I've not really looked at the code so I'm not sure if there is some reason why this couldn't work, but this does seem much simpler that tracking resume locations yourself, by letting the Python coroutine stacks hold the state for you implicitly.

kleptog on 10 May 2019

Is anyone currently working on a PR for this? I see that multiple people have begun looking into it. As I'm looking at it now, I don't want to duplicate someone else's effort.

pytrumpeter on 21 Jul 2019

For expedience sake I have moved on. I'm using Puppeteer in a headless Chrome browser to turn HTML into PDF. And, I'm using Mozilla's pdf.js library to analyze PDFs. The heavyweight browser folks have solved all the common problems, and they keep up with the evolving specs... Yes, this means I'm using Typescript/Javascript a lot these days, and, I'm enjoying functional programming far more than I ever expected.

hughsw on 22 Jul 2019

I moved to other tool too precisely by this bug. Any HTML to PDF tool web browser based is far away to have the functionality of WeasyPrint. I'll use again when this bug is solved.

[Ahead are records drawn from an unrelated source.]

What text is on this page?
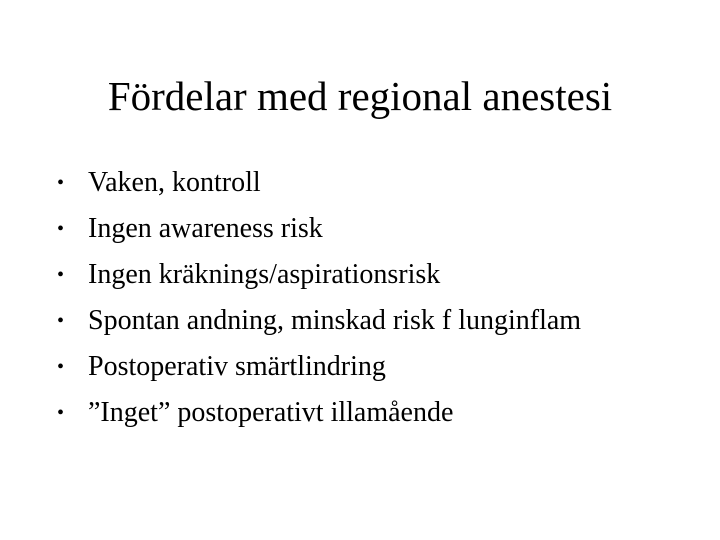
Fördelar med regional anestesi
• Vaken, kontroll
• Ingen awareness risk
• Ingen kräknings/aspirationsrisk
• Spontan andning, minskad risk f lunginflam
• Postoperativ smärtlindring
• ”Inget” postoperativt illamående
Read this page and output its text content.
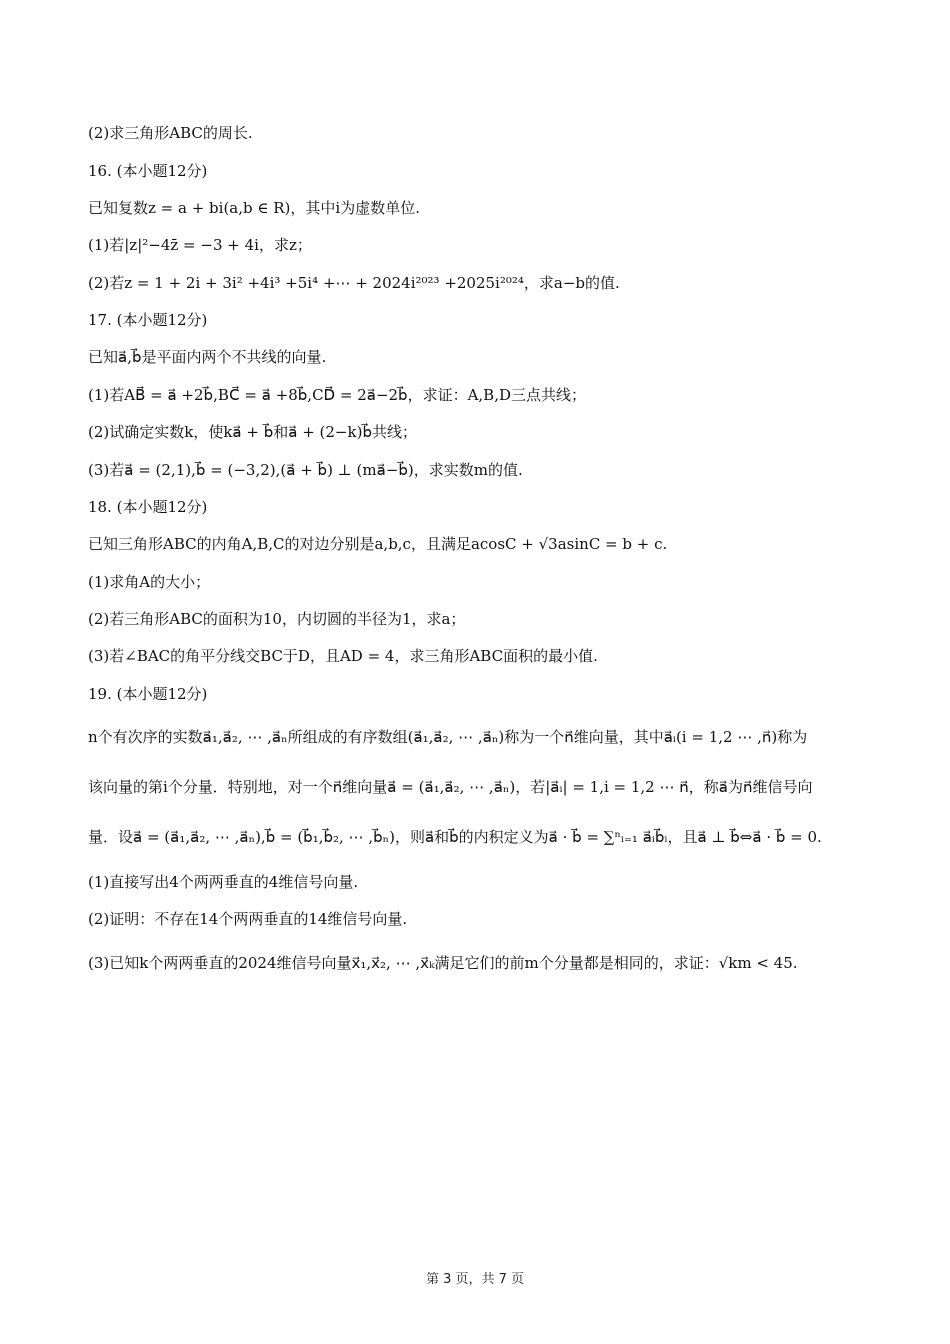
(2)求三角形ABC的周长.
16. (本小题12分)
已知复数z = a + bi(a,b ∈ R)，其中i为虚数单位.
(1)若|z|²−4z̄ = −3 + 4i，求z；
(2)若z = 1 + 2i + 3i² +4i³ +5i⁴ +⋯ + 2024i²⁰²³ +2025i²⁰²⁴，求a−b的值.
17. (本小题12分)
已知a⃗,b⃗是平面内两个不共线的向量.
(1)若AB⃗ = a⃗ +2b⃗,BC⃗ = a⃗ +8b⃗,CD⃗ = 2a⃗−2b⃗，求证：A,B,D三点共线；
(2)试确定实数k，使ka⃗ + b⃗和a⃗ + (2−k)b⃗共线；
(3)若a⃗ = (2,1),b⃗ = (−3,2),(a⃗ + b⃗) ⊥ (ma⃗−b⃗)，求实数m的值.
18. (本小题12分)
已知三角形ABC的内角A,B,C的对边分别是a,b,c，且满足acosC + √3asinC = b + c.
(1)求角A的大小；
(2)若三角形ABC的面积为10，内切圆的半径为1，求a；
(3)若∠BAC的角平分线交BC于D，且AD = 4，求三角形ABC面积的最小值.
19. (本小题12分)
n个有次序的实数a⃗₁,a⃗₂, ⋯ ,a⃗ₙ所组成的有序数组(a⃗₁,a⃗₂, ⋯ ,a⃗ₙ)称为一个n⃗维向量，其中a⃗ᵢ(i = 1,2 ⋯ ,n⃗)称为
该向量的第i个分量．特别地，对一个n⃗维向量a⃗ = (a⃗₁,a⃗₂, ⋯ ,a⃗ₙ)，若|a⃗ᵢ| = 1,i = 1,2 ⋯ n⃗，称a⃗为n⃗维信号向
量．设a⃗ = (a⃗₁,a⃗₂, ⋯ ,a⃗ₙ),b⃗ = (b⃗₁,b⃗₂, ⋯ ,b⃗ₙ)，则a⃗和b⃗的内积定义为a⃗ · b⃗ = ∑ⁿᵢ₌₁ a⃗ᵢb⃗ᵢ，且a⃗ ⊥ b⃗⇔a⃗ · b⃗ = 0.
(1)直接写出4个两两垂直的4维信号向量.
(2)证明：不存在14个两两垂直的14维信号向量.
(3)已知k个两两垂直的2024维信号向量x⃗₁,x⃗₂, ⋯ ,x⃗ₖ满足它们的前m个分量都是相同的，求证：√km < 45.
第 3 页，共 7 页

RafaelLinux on 22 Jul 2019

Is anyone currently working on a PR for this? I see that multiple people have begun looking into it. As I'm looking at it now, I don't want to duplicate someone else's effort.

I don't think anyone is working on this right now. If you need help, please ask, I'll be happy to answer!

liZe on 22 Jul 2019

pls fix that problem. the workaround with clear: both is not working for me.
i've a table with a td that's larger than one page.

cymn on 25 Jul 2019

pls fix that problem.

Please, be kind. Everybody would like this issue to be closed, but there's no simple solution.

liZe on 25 Jul 2019

👍6

Any news on this thread, what about the support of tables?

I'm currently using wkHtmlToPdf and also have the issue with tables, the current behavior is cut every where (that is fine for me) but it also allow to cut in the middle of a line of text that makes the lib not usable for me.

Do we have a patch for this lib for my desired behavior?